Inspired by the written experiences of Mendes’ grandfather, 1917 follows, from start to finish, what amounts to a suicide mission given to two young British soldiers in the thick of World War I. Lance Corporal Blake (Dean-Charles Chapman) and Lance Corporal Schofield (George MacKay) are tasked with delivering a message to a battalion that is miles away and deep within enemy territory. The message is urgent. The battalion, which includes Blake’s older brother, is walking right into a deadly trap, and the lives of over 1,600 men are at stake. The two boys, who have no one to rely on except each other, only have one day to journey through No Man’s Land and deliver the message.
Master cinematographer Roger Deakins is at the forefront of this ambitious project - was there ever even a question of someone else attempting this? - so naturally, the camerawork is astonishing. He creates a sense of unbreakable immersion and unflinching portrayals of WWI trench warfare. The boys step over (and into) the corpses of soldiers and animals alike, as flies buzz all around and rats scurry every which way. Apocalyptic imagery greets them at every turn, and the audience is right there along with them; half of the time they’re sharing their line of sight. The film’s entire first half is set in the bleak, muddy, body-strewn trenches beneath a smoke-filled sky. As day gives way to night, fires and explosions light the ruins of a destroyed town, and shadows could easily be friend or foe.
Thomas Newman’s bombastic score adds to the film enormous scale and ticking clock, creating the immense tension that the situation calls for. This is a stressful movie, one that quickly establishes that in war, no one is safe, anything can harm you, and death most often comes in the most unceremonious of ways. Like all great war films, 1917 suggests that there’s an ultimate futility to it all. Are these two boys actually saving the lives of these men, or are they just delaying the inevitable? What exactly are they fighting for, and in what way is it worth it? These are all questions that pass through the minds of both the characters and the audience, and the gruesome results of the pointless fighting are shown with little fanfare, as if they’re just simply a matter of fact.

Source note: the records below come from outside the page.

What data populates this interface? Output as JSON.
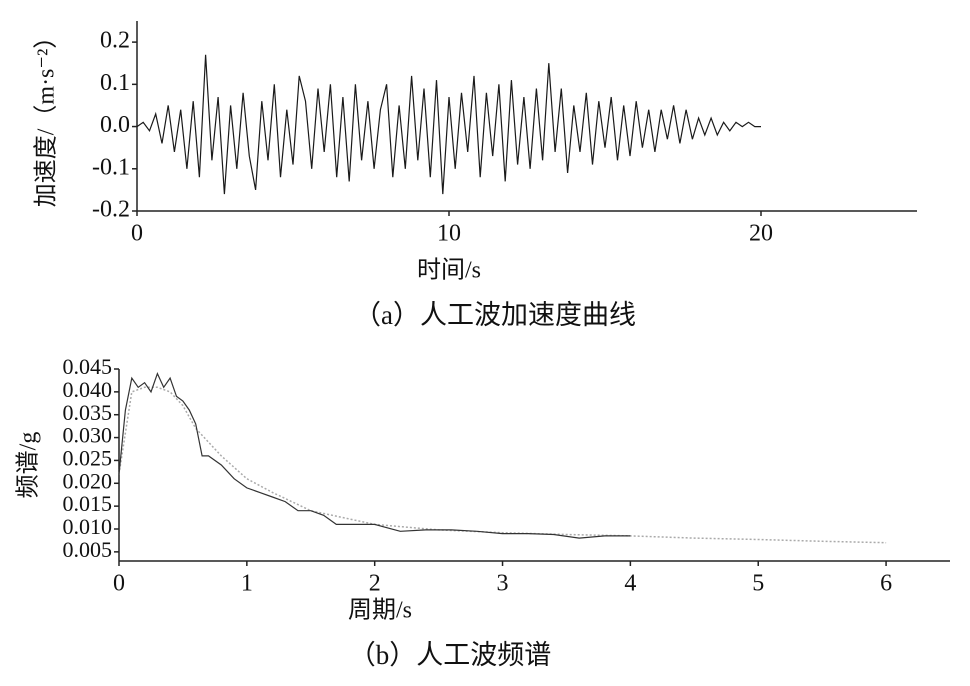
{
  "chart_data": [
    {
      "type": "line",
      "xlabel": "时间/s",
      "ylabel": "加速度/（m·s⁻²）",
      "caption": "（a）人工波加速度曲线",
      "xlim": [
        0,
        25
      ],
      "xticks": [
        0,
        10,
        20
      ],
      "ylim": [
        -0.2,
        0.25
      ],
      "yticks": [
        0.2,
        0.1,
        {
          "value": 0,
          "label": "0.0"
        },
        -0.1,
        -0.2
      ],
      "series": [
        {
          "color": "#1a1a1a",
          "style": "solid",
          "x": [
            0,
            0.2,
            0.4,
            0.6,
            0.8,
            1,
            1.2,
            1.4,
            1.6,
            1.8,
            2,
            2.2,
            2.4,
            2.6,
            2.8,
            3,
            3.2,
            3.4,
            3.6,
            3.8,
            4,
            4.2,
            4.4,
            4.6,
            4.8,
            5,
            5.2,
            5.4,
            5.6,
            5.8,
            6,
            6.2,
            6.4,
            6.6,
            6.8,
            7,
            7.2,
            7.4,
            7.6,
            7.8,
            8,
            8.2,
            8.4,
            8.6,
            8.8,
            9,
            9.2,
            9.4,
            9.6,
            9.8,
            10,
            10.2,
            10.4,
            10.6,
            10.8,
            11,
            11.2,
            11.4,
            11.6,
            11.8,
            12,
            12.2,
            12.4,
            12.6,
            12.8,
            13,
            13.2,
            13.4,
            13.6,
            13.8,
            14,
            14.2,
            14.4,
            14.6,
            14.8,
            15,
            15.2,
            15.4,
            15.6,
            15.8,
            16,
            16.2,
            16.4,
            16.6,
            16.8,
            17,
            17.2,
            17.4,
            17.6,
            17.8,
            18,
            18.2,
            18.4,
            18.6,
            18.8,
            19,
            19.2,
            19.4,
            19.6,
            19.8,
            20
          ],
          "values": [
            0,
            0.01,
            -0.01,
            0.03,
            -0.04,
            0.05,
            -0.06,
            0.04,
            -0.1,
            0.06,
            -0.12,
            0.17,
            -0.08,
            0.07,
            -0.16,
            0.05,
            -0.1,
            0.08,
            -0.07,
            -0.15,
            0.06,
            -0.08,
            0.1,
            -0.12,
            0.04,
            -0.09,
            0.12,
            0.06,
            -0.1,
            0.09,
            -0.06,
            0.1,
            -0.12,
            0.07,
            -0.13,
            0.1,
            -0.08,
            0.06,
            -0.1,
            0.04,
            0.1,
            -0.12,
            0.05,
            -0.1,
            0.12,
            -0.08,
            0.09,
            -0.12,
            0.11,
            -0.16,
            0.07,
            -0.1,
            0.08,
            -0.06,
            0.12,
            -0.12,
            0.08,
            -0.07,
            0.1,
            -0.13,
            0.11,
            -0.09,
            0.07,
            -0.1,
            0.09,
            -0.08,
            0.15,
            -0.06,
            0.09,
            -0.11,
            0.05,
            -0.06,
            0.08,
            -0.09,
            0.06,
            -0.05,
            0.07,
            -0.08,
            0.05,
            -0.07,
            0.06,
            -0.05,
            0.04,
            -0.06,
            0.04,
            -0.03,
            0.05,
            -0.04,
            0.04,
            -0.03,
            0.02,
            -0.02,
            0.02,
            -0.02,
            0.01,
            -0.01,
            0.01,
            0,
            0.01,
            0,
            0
          ]
        }
      ]
    },
    {
      "type": "line",
      "xlabel": "周期/s",
      "ylabel": "频谱/g",
      "caption": "（b）人工波频谱",
      "xlim": [
        0,
        6.5
      ],
      "xticks": [
        0,
        1,
        2,
        3,
        4,
        5,
        6
      ],
      "ylim": [
        0.003,
        0.045
      ],
      "yticks": [
        0.045,
        {
          "value": 0.04,
          "label": "0.040"
        },
        0.035,
        {
          "value": 0.03,
          "label": "0.030"
        },
        0.025,
        {
          "value": 0.02,
          "label": "0.020"
        },
        0.015,
        {
          "value": 0.01,
          "label": "0.010"
        },
        0.005
      ],
      "series": [
        {
          "color": "#aaaaaa",
          "style": "dotted",
          "x": [
            0,
            0.1,
            0.2,
            0.3,
            0.4,
            0.5,
            0.6,
            0.8,
            1,
            1.2,
            1.5,
            2,
            2.5,
            3,
            3.5,
            4,
            4.5,
            5,
            5.5,
            6
          ],
          "values": [
            0.022,
            0.04,
            0.041,
            0.041,
            0.04,
            0.037,
            0.032,
            0.026,
            0.021,
            0.018,
            0.014,
            0.011,
            0.0098,
            0.0092,
            0.0088,
            0.0085,
            0.008,
            0.0077,
            0.0073,
            0.007
          ]
        },
        {
          "color": "#333333",
          "style": "solid",
          "x": [
            0,
            0.05,
            0.1,
            0.15,
            0.2,
            0.25,
            0.3,
            0.35,
            0.4,
            0.45,
            0.5,
            0.55,
            0.6,
            0.65,
            0.7,
            0.8,
            0.9,
            1,
            1.1,
            1.2,
            1.3,
            1.4,
            1.5,
            1.6,
            1.7,
            1.8,
            2,
            2.2,
            2.4,
            2.6,
            2.8,
            3,
            3.2,
            3.4,
            3.6,
            3.8,
            4
          ],
          "values": [
            0.022,
            0.036,
            0.043,
            0.041,
            0.042,
            0.04,
            0.044,
            0.041,
            0.043,
            0.039,
            0.038,
            0.036,
            0.033,
            0.026,
            0.026,
            0.024,
            0.021,
            0.019,
            0.018,
            0.017,
            0.016,
            0.014,
            0.014,
            0.013,
            0.011,
            0.011,
            0.011,
            0.0095,
            0.0098,
            0.0098,
            0.0095,
            0.009,
            0.009,
            0.0088,
            0.008,
            0.0085,
            0.0085
          ]
        }
      ]
    }
  ]
}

This is a film that’s clearly been made as meticulously as possible. Every minute detail seems to have been taken into account, and it’s what makes 1917 an outright feat and a triumph of storytelling. Everything from the acting, to the sets, the costumes, the enormous production design, the impeccable lighting, the choreography, the cinematography, the score, everything is going at one hundred percent. It’s impossible not to be wowed by it, and it acts as a visceral experience rather than just another movie you’re seeing. Like I said before, it’s a bloody miracle.
Some films simply have to be viewed in a movie theater, and this is certainly one of them. Bombs and gunshots are guaranteed to make you jump, planes flying overhead rattle the seats, and the sense of scale that the film conveys is best seen on the largest screen possible. The closest that any other movie has come to what Mendes has accomplished here would have to be Christopher Nolan’s excellent Dunkirk, if not only because both were filmed for IMAX. But where Dunkirk sought to show the courage of ordinary people, 1917 is determined to honor the bravery of good men that are thrust into the jaws of utmost danger and horror. What drives these two genuinely kind boys to continue this impossible mission? Is it duty? Glory? Perhaps they’re simply hoping that this will get them back home sooner, be it with a medal or in a box.